Adding disks by label in ZFS and making those labels stick around

When I stared building my new file server, I decided to add the disks to ZFS vdevs by label and not by the device id, i.e:

#glabel label l1 /dev/ada0
#glabel label l2 /dev/ada1

After a reboot, those labelled disks suddenly started to show up as /dev/ada0 and /dev/ada1 again and the labels disappeared from /dev/label directory.

For the existing disks, I tried to offline each disk in turn and re-label it. A new problem turned up then: I could not replace the /dev/adaX offlined disks with the same labelled ones, as zpool gave an error of the device “is part of active pool”.

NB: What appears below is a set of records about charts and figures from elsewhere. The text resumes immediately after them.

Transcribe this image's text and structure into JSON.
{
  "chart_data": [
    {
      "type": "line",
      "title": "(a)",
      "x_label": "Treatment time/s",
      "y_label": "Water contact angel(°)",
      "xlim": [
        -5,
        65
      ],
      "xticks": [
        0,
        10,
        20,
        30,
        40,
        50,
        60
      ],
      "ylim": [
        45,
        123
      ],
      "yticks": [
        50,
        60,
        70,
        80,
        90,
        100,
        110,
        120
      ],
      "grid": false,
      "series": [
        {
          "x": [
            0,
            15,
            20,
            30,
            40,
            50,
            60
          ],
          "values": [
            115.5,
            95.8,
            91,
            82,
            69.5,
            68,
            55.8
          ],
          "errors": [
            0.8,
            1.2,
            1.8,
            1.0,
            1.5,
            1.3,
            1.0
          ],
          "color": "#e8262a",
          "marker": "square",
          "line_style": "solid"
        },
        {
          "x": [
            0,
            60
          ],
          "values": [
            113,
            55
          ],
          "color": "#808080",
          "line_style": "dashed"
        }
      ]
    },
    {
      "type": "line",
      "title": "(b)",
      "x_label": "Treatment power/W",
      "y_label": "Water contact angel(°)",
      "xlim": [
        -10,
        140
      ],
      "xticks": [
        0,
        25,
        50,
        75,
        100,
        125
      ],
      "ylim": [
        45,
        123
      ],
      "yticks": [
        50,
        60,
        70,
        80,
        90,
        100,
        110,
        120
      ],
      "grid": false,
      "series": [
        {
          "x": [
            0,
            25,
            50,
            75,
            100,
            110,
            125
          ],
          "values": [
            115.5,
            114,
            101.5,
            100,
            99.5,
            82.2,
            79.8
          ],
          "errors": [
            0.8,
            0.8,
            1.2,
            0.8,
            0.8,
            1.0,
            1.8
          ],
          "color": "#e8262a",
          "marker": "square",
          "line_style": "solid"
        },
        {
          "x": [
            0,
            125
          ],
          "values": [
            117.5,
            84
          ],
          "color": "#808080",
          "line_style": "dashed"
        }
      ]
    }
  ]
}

After some further searching, I found out that I had to zero out the first and the last megabyte of the disk before labelling it and replacing in zpool:

#dd if=/dev/zero of=/dev/ada0 bs=1m count=1
#dmesg | grep ada0
<read the block count value, subtract 2048 and provide the result to the seek switch below>
#dd if=/dev/zero of=/dev/ada0 seek=358746954
#glabel label l1 /dev/ada0
#zpool replace zstore /dev/ada0 label/l1

At this point zpool status was again showing labels. However, after the next reboot, the labels were gone again and I was pretty frustrated. Back to the search engine.

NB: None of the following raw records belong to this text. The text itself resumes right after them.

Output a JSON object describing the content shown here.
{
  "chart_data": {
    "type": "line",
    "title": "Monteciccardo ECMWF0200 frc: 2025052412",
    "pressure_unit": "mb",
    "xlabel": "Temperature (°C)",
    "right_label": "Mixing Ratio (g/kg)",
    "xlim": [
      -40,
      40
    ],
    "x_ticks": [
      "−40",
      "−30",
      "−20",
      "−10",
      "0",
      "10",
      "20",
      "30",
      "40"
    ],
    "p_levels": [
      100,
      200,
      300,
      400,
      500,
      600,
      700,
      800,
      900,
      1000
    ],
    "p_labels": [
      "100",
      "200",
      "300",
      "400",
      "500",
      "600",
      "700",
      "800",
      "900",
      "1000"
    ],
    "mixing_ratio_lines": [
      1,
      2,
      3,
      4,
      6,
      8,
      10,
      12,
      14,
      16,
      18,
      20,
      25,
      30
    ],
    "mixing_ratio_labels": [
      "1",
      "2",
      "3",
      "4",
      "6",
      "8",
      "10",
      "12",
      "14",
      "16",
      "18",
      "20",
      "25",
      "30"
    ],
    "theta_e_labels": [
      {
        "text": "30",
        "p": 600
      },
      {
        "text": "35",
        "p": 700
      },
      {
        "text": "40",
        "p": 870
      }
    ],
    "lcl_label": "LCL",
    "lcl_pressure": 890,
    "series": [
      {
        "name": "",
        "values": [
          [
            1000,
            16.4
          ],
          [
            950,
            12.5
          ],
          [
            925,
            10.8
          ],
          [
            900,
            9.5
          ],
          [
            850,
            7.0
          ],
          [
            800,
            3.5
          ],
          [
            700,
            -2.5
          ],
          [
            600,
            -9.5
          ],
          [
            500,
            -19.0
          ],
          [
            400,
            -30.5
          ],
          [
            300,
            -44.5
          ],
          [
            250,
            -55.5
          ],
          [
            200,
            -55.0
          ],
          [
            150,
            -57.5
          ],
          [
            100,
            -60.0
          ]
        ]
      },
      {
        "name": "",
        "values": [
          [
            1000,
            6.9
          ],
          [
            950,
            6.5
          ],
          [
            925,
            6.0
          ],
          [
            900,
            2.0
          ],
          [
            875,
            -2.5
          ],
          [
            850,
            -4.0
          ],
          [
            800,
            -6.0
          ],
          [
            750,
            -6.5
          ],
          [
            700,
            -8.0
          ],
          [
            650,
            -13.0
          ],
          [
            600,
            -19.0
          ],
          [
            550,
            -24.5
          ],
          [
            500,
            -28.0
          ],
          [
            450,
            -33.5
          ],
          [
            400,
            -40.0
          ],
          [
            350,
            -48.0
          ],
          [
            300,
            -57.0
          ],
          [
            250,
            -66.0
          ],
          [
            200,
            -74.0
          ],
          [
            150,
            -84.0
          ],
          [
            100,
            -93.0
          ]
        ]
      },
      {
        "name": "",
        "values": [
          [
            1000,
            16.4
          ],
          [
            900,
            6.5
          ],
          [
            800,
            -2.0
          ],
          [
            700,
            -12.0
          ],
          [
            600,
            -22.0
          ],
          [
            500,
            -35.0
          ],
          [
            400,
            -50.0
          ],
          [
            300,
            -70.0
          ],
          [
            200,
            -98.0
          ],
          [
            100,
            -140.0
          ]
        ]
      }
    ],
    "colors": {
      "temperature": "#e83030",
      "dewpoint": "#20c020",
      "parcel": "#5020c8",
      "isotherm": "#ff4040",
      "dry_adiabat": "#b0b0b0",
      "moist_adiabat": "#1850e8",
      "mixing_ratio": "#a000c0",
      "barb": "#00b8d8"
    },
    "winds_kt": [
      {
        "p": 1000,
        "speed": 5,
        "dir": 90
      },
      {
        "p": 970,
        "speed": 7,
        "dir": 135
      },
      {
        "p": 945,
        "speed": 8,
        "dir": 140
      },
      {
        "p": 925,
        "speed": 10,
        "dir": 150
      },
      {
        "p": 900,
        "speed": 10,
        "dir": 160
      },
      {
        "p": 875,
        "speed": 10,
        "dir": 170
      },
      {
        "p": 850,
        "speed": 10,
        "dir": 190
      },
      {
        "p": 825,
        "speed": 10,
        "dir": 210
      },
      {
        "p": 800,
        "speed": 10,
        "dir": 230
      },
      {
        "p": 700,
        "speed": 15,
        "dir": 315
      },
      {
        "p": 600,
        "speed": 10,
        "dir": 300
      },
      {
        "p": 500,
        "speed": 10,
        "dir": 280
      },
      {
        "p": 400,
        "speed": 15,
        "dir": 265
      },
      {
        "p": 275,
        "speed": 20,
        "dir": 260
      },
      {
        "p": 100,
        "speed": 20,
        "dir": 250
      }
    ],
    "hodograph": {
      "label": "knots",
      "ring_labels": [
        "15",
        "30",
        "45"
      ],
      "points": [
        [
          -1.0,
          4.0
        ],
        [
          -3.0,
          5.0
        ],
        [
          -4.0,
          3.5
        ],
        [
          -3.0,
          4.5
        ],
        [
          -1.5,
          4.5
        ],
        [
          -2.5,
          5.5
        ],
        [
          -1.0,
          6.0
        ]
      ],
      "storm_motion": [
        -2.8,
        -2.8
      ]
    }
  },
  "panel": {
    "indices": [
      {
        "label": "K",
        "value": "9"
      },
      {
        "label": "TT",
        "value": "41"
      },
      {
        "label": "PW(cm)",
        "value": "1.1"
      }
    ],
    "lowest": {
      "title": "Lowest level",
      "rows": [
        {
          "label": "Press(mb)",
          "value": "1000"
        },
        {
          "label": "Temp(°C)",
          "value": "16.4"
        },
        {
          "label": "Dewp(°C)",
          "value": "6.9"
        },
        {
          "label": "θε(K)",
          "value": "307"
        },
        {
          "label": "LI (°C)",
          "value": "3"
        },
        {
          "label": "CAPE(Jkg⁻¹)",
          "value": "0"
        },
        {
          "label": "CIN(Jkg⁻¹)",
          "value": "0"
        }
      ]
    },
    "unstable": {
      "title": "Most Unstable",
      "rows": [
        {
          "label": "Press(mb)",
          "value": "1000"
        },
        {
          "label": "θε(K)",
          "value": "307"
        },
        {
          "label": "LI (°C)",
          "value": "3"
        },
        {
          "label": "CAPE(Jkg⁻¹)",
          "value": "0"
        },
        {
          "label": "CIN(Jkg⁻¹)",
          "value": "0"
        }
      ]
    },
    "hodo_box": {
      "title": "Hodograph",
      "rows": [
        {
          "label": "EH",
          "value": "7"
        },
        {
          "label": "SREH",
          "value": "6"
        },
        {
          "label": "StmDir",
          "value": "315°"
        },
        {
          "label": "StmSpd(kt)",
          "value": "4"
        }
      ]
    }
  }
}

On page 3 of some discussion of this matter, I noticed two additional steps, which should fix the problem. After performing the steps above and re-labelling and re-placing the disks, I issued:

#zpool export zstore
#zpool import -d /dev/label zstore

The -d switch is what instructs zpool to read the disk references from a specific directory and it makes the labels stick around.

When I added subsequent new disks to the pool, I followed these steps to make the labels stick and to avoid re-labelling at a later point:

  1. Zero-out the first and the last part of each disk that will comprise the new vdev (especially important if the disk has been in use before and does not come staight from the factory)
  2. Label each disk with glabel
  3. #zpool add zstore raidz label/l5 label/l6 etc….
  4. #zpool export zstore
  5. #zpool import -d /dev/label zstore

And the labels never disappeared again.

This same procedure can be applied to labelling your ZIL and LARC devices.

Reporting correct space usage for Samba shared ZFS volumes

ZFS is all the rage now and there are lots of tutorials and how-to’s out there covering most of the topics. There is one issue, for which I could not find any ready solution. When sharing a zfs volume over Samba, Windows would report incorrect total volume size. More precisely, Windows would always show the same size for both total size and free size and both values will be changing as the volume gets used.
This is obviously not what we want. Some digging uncovered that Samba relies internally on the result of the df program, which will report incorrect values for ZFS systems. More digging lead to this page and to the man pages of smb.conf, showing that it is possible to override space usage detection behaviour by creating a custom script and pointing Samba server to it using the following entry in smb.conf:


[global]
dfree command = /usr/local/bin/dfree


The following bash script is where the magic lies (tested on FreeBSD):

#!/bin/sh

CUR_PATH=`pwd`

let USED=`zfs get -o value -Hp used $CUR_PATH` / 1024 > /dev/null
let AVAIL=`zfs get -o value -Hp available $CUR_PATH` / 1024 > /dev/null

let TOTAL = $USED + $AVAIL > /dev/null

echo $TOTAL $AVAIL

And the following is a variation, which works on Linux (courtesy commenter nem):

#!/bin/bash

CUR_PATH=`pwd`

USED=$((`zfs get -o value -Hp used $CUR_PATH` / 1024)) > /dev/null
AVAIL=$((`zfs get -o value -Hp available $CUR_PATH` / 1024)) > /dev/null

TOTAL=$(($USED+$AVAIL)) > /dev/null

echo $TOTAL $AVAIL

Make sure to check the comments section, as several variations of this script are posted there, for example taking account for both ZFS and non-ZFS shares on the same system!

I can’t use zpool list as it reports the total size for the pool, including parity disks, so the total size might be greater than the real usable total size.
zfs list could have been used if there was a way to display the information in bytes and not in human-readable form of varying granularity.
The solution was to use zfs get and then normalise the values reported to Samba to the 1024 byte blocks. (I tried providing the third, optional, parameter of 1 as mentioned in the man pages, but Samba seemed to have trouble parsing really large byte values, so I ended up doing the normalisation in the script).

Also, I can’t rely on the $1 input parameter to the script, as it turned out to always be equal to ‘.’, which is usable for df, but not for zfs. This ‘.’ lead me to check the working directory of the invocation and, bingo, it turned out to be the root path of the requested volume, so I could simply get the value from pwd and pass it to zfs.